Splunk Completes Acquisition of Plumbr Learn more

It’s a pleasant case when concurrent cleanup can free up entire regions in Old Generation, but it may not always be the case. After Concurrent Marking has successfully completed, G1 will schedule a mixed collection that will not only get the garbage away from the young regions, but also throw in a bunch of Old regions to the collection set.

A mixed Evacuation pause does not always immediately follow the end of the concurrent marking phase. There is a number of rules and heuristics that affect this. For instance, if it was possible to free up a large portion of the Old regions concurrently, then there is no need to do it.

There may, therefore, easily be a number of fully-young evacuation pauses between the end of concurrent marking and a mixed evacuation pause.
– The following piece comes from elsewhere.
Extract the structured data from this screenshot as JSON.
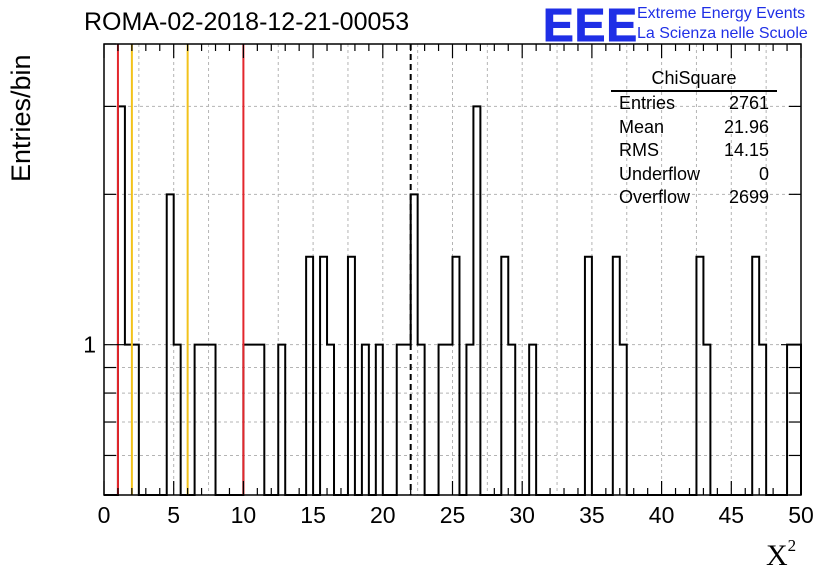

The exact number of Old regions to be added to the collection set, and the order in which they are added, is also selected based on a number of rules. These include the soft real-time performance goals specified for the application, the liveness and gc efficiency data collected during concurrent marking, and a number of configurable JVM options. The process of a mixed collection is largely the same as we have already reviewed earlier for fully-young gc, but this time we will also cover the subject of remembered sets.

Remembered sets are what allows the independent collection of different heap regions. For instance, when collecting region A,B and C, we have to know whether or not there are references to them from regions D and E to determine their liveness. But traversing the whole heap graph would take quite a while and ruin the whole point of incremental collection, therefore an optimization is employed. Much like we have the Card Table for independently collecting Young regions in other GC algorithms, we have Remembered Sets in G1.

As shown in the illustration below, each region has a remembered set that lists the references pointing to this region from the outside. These references will then be regarded as additional GC roots. Note that objects in Old regions that were determined to be garbage during concurrent marking will be ignored even if there are outside references to them: the referents are also garbage in that case.

Mixed Evacuation Pause: beginning

What happens next is the same as what other collectors do: multiple parallel GC threads figure out what objects are live and which ones are garbage:

Mixed Evacuation Pause: determining live objects

And, finally, the live objects are moved to survivor regions, creating new if necessary. The now empty regions are freed and can be used for storing objects in again.

g1-05-v2

To maintain the remembered sets, during the runtime of the application, a Post-Write Barrier is issued whenever a write to a field is performed. If the resulting reference is cross-region, i.e. pointing from one region to another, a corresponding entry will appear in the Remembered Set of the target region. To reduce the overhead that the Write Barrier introduces, the process of putting the cards into the Remembered Set is asynchronous and features quite a number of optimizations. But basically it boils down to the Write Barrier putting the dirty card information into a local buffer, and a specialized GC thread picking it up and propagating the information to the remembered set of the referred region.

In the mixed mode, the logs publish certain new interesting aspects when compared to the fully young mode:

[Update RS (ms)1: Min: 0.7, Avg: 0.8, Max: 0.9, Diff: 0.2, Sum: 6.1]
[Processed Buffers2: Min: 0, Avg: 2.2, Max: 5, Diff: 5, Sum: 18]
[Scan RS (ms)3: Min: 0.0, Avg: 0.1, Max: 0.2, Diff: 0.2, Sum: 0.8]
[Clear CT: 0.2 ms]4
[Redirty Cards: 0.1 ms]5

  1. [Update RS (ms) – Since the Remembered Sets are processed concurrently, we have to make sure that the still-buffered cards are processed before the actual collection begins. If this number is high, then the concurrent GC threads are unable to handle the load. It may be, e.g., because of an overwhelming number of incoming field modifications, or insufficient CPU resources.
  2. [Processed Buffers – How many local buffers each worker thread has processed.
  3. [Scan RS (ms) – How long it took to scan the references coming in from remembered sets.
  4. [Clear CT: 0.2 ms] – Time to clean the cards in the card table. Cleaning simply removes the “dirty” status that was put there to signify that a field was updated, to be used for Remembered Sets.
  5. [Redirty Cards: 0.1 ms] – The time it takes to mark the appropriate locations in the card table as dirty. Appropriate locations are defined by the mutations to the heap that GC does itself, e.g. while enqueuing references.